KogoLab Research & Review

遊ぶように生きる。Vivi kiel Ludi.

日本認知科学会の学習と対話研究分科会

標記の研究会が東大で開かれた.参加者80名という盛況ぶり.教育心理学会の直前ということもあったのかな.

私は「大学初年次教育の中のレポートライティング指導の実践例」というタイトルで話題提供.認知科学会関係で話をするのは,実に十年ぶり以上ではないだろうか. 討論が始まって,「これこれ,こういう雰囲気だった」というのを思い出した.遠慮やてらいのない,ガチの議論ね.

発表内容は,アカデミック・ライティングのトレーニング方法として,

  1. Toulminの三角ロジックで,主張の方法の訓練
  2. 序論・本論・結論の5段落構成で1000字レポートの訓練
  3. ピアレビューを,表現レベル,ロジックレベル,メタレベルで実施

というコースを設定して,実践していることの報告.

気づかされたことは,こういう「型」から入るトレーニング方法は,中身の面白さ,発想のユニークさ,というのが置き去りになりがちだということ.でも,それを差し引いても,型から入って,一種の「基礎トレーニング」をすることに効果があると考えている.

とはいえ,面白さも求めたい.特に「面白い」トピックや問題設定をすることは,大切.減点はされないけれども,当たり前のことしか書いていないレポートを読まされるのは,そういう可能性は十分あるとは知りながらも,寂しい感じがするので.

その意味で,鈴木宏昭さん(青学)が指摘していた,感情の働きには注目したい.「あ,これは面白そう!」という感情の動きを,書くことへのきっかけとして使えたらいいな.
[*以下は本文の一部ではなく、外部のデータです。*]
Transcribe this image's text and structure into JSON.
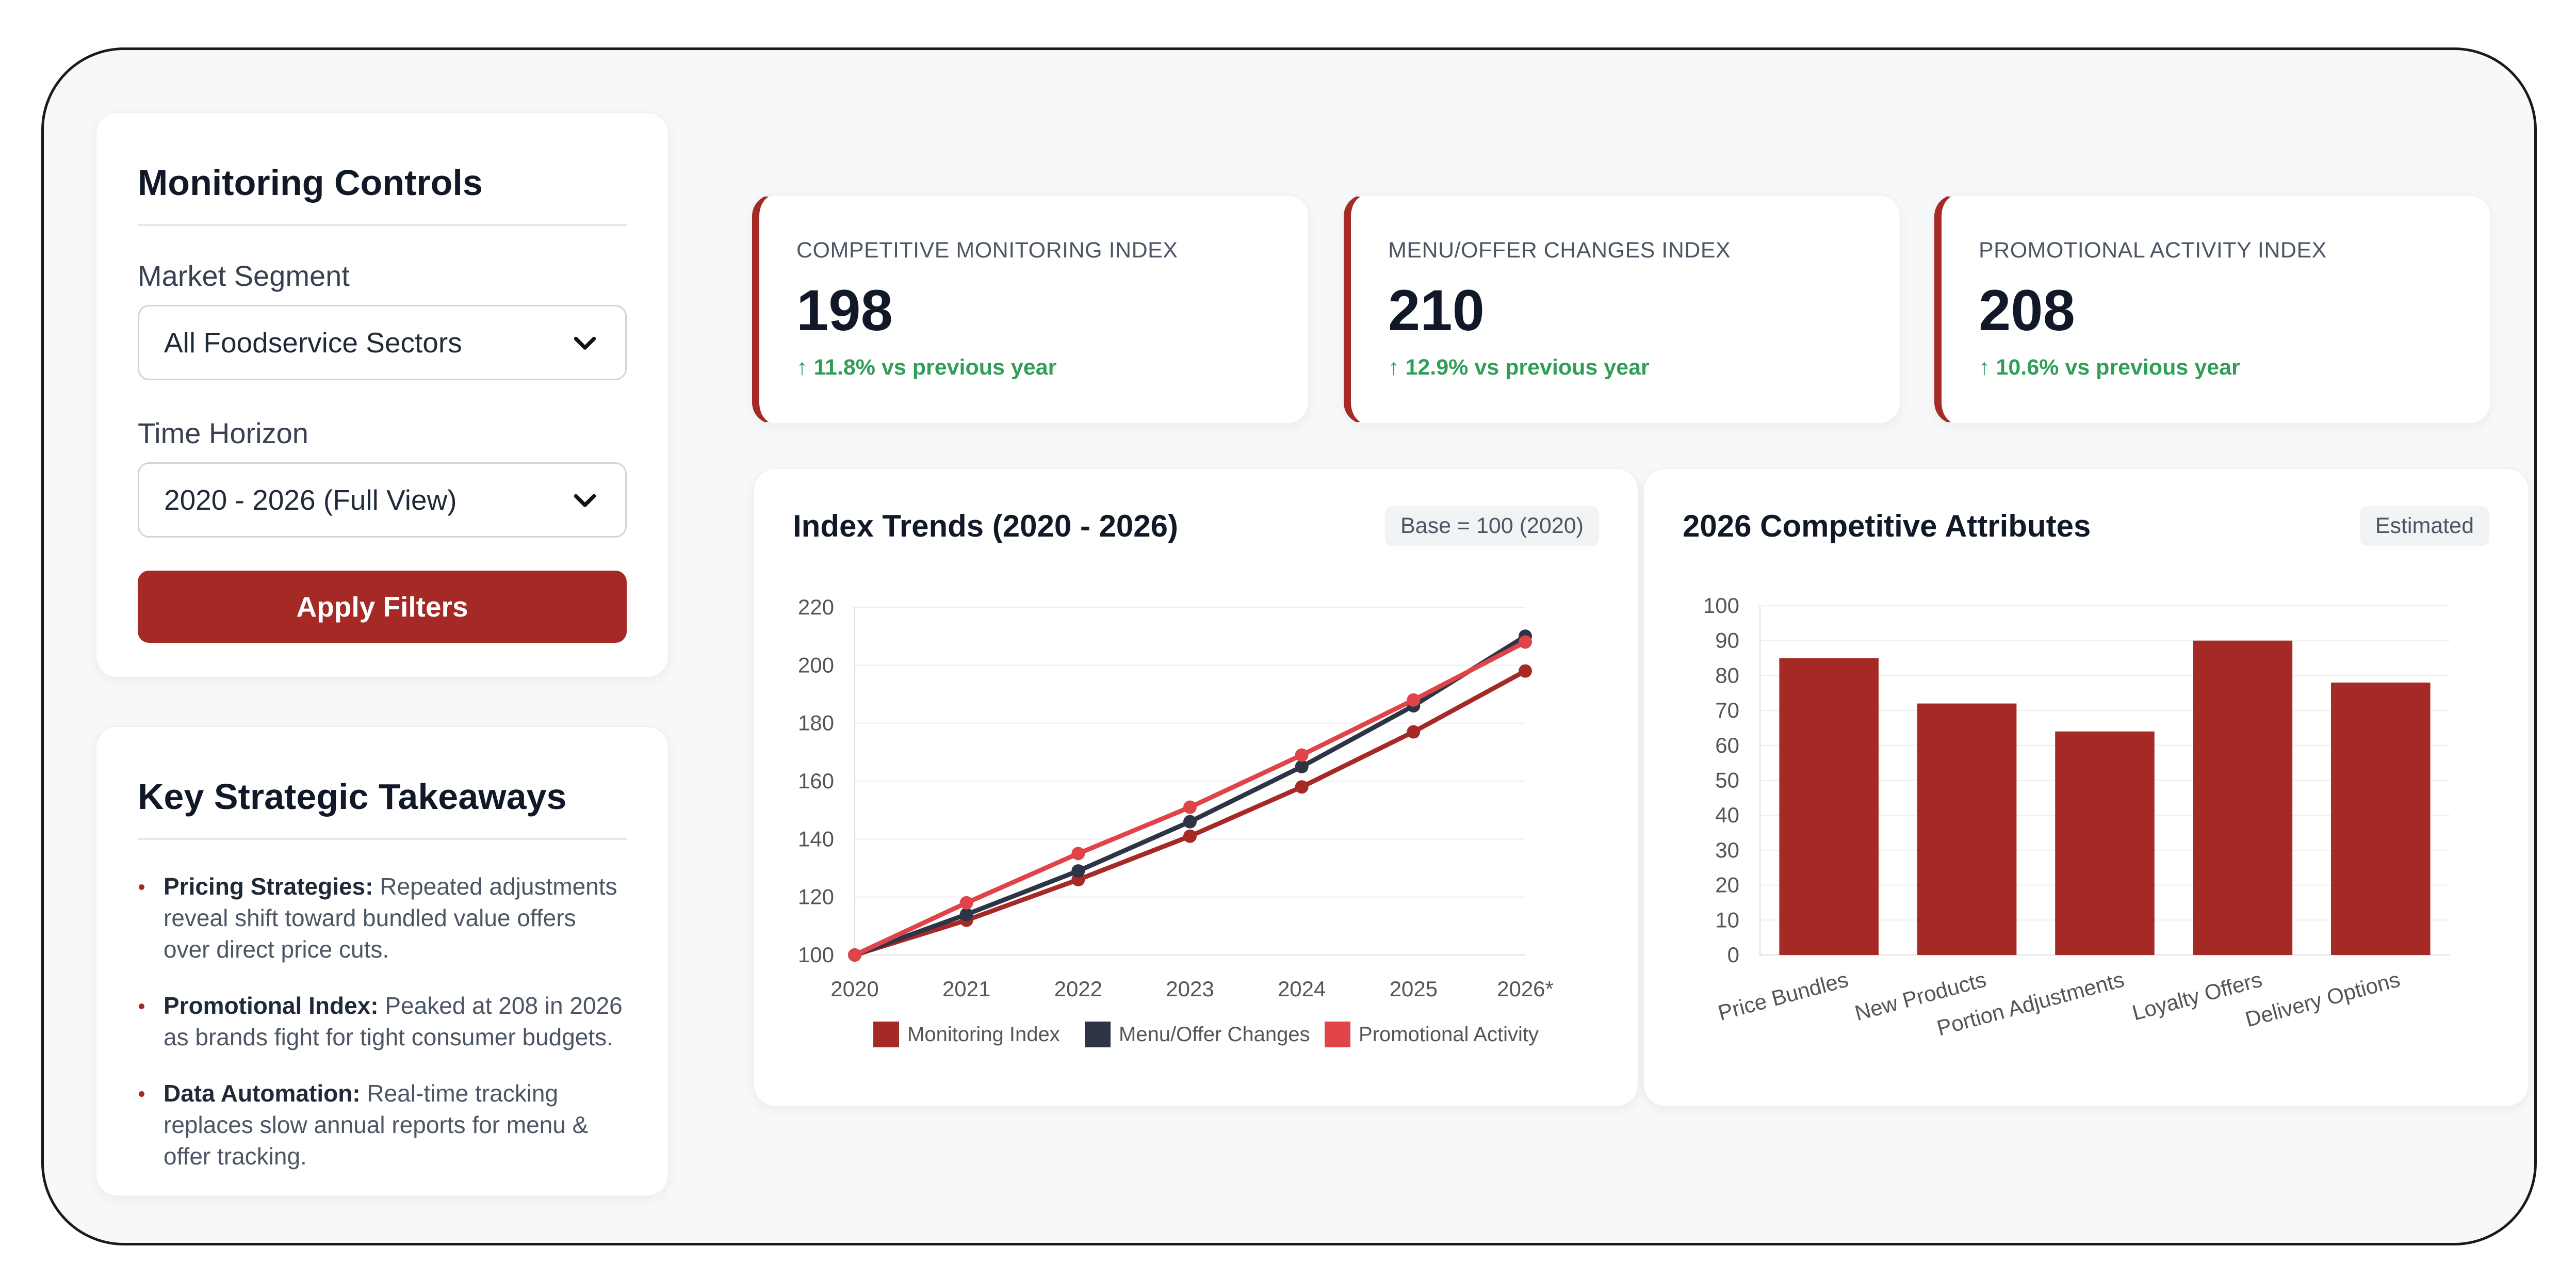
{
  "controls": {
    "title": "Monitoring Controls",
    "segment_label": "Market Segment",
    "segment_value": "All Foodservice Sectors",
    "horizon_label": "Time Horizon",
    "horizon_value": "2020 - 2026 (Full View)",
    "apply_label": "Apply Filters"
  },
  "takeaways": {
    "title": "Key Strategic Takeaways",
    "items": [
      {
        "head": "Pricing Strategies:",
        "text": " Repeated adjustments reveal shift toward bundled value offers over direct price cuts."
      },
      {
        "head": "Promotional Index:",
        "text": " Peaked at 208 in 2026 as brands fight for tight consumer budgets."
      },
      {
        "head": "Data Automation:",
        "text": " Real-time tracking replaces slow annual reports for menu & offer tracking."
      }
    ]
  },
  "kpis": [
    {
      "label": "Competitive Monitoring Index",
      "value": "198",
      "delta": "↑ 11.8% vs previous year"
    },
    {
      "label": "Menu/Offer Changes Index",
      "value": "210",
      "delta": "↑ 12.9% vs previous year"
    },
    {
      "label": "Promotional Activity Index",
      "value": "208",
      "delta": "↑ 10.6% vs previous year"
    }
  ],
  "line_chart": {
    "title": "Index Trends (2020 - 2026)",
    "badge": "Base = 100 (2020)"
  },
  "bar_chart": {
    "title": "2026 Competitive Attributes",
    "badge": "Estimated"
  },
  "colors": {
    "accent": "#a52a26",
    "series_dark": "#2d3446",
    "series_light": "#e04448",
    "positive": "#2f9e57"
  },
  "chart_data": [
    {
      "type": "line",
      "x": [
        "2020",
        "2021",
        "2022",
        "2023",
        "2024",
        "2025",
        "2026*"
      ],
      "ylim": [
        100,
        220
      ],
      "yticks": [
        100,
        120,
        140,
        160,
        180,
        200,
        220
      ],
      "legend": "bottom",
      "series": [
        {
          "name": "Monitoring Index",
          "color": "#a52a26",
          "values": [
            100,
            112,
            126,
            141,
            158,
            177,
            198
          ]
        },
        {
          "name": "Menu/Offer Changes",
          "color": "#2d3446",
          "values": [
            100,
            114,
            129,
            146,
            165,
            186,
            210
          ]
        },
        {
          "name": "Promotional Activity",
          "color": "#e04448",
          "values": [
            100,
            118,
            135,
            151,
            169,
            188,
            208
          ]
        }
      ]
    },
    {
      "type": "bar",
      "categories": [
        "Price Bundles",
        "New Products",
        "Portion Adjustments",
        "Loyalty Offers",
        "Delivery Options"
      ],
      "values": [
        85,
        72,
        64,
        90,
        78
      ],
      "ylim": [
        0,
        100
      ],
      "yticks": [
        0,
        10,
        20,
        30,
        40,
        50,
        60,
        70,
        80,
        90,
        100
      ],
      "color": "#a52a26"
    }
  ]
}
しかし,何もないところから面白いトピックは掘り出せない.そのためには書く前の読みの訓練が必要なのだろう.特にただ受け入れるだけの受容型の読みから,自己準拠的な読みを身につけること.これもまたトレーニングの1項目として入れたい.

追記

「野菜さらだの「大人になんかなりたくない!」」に同研究会のレポートがあります.

追記2

「tate-lab - 教育・学習について研究する院生のblog」に,内容を含めた詳細なレポートが掲載されました.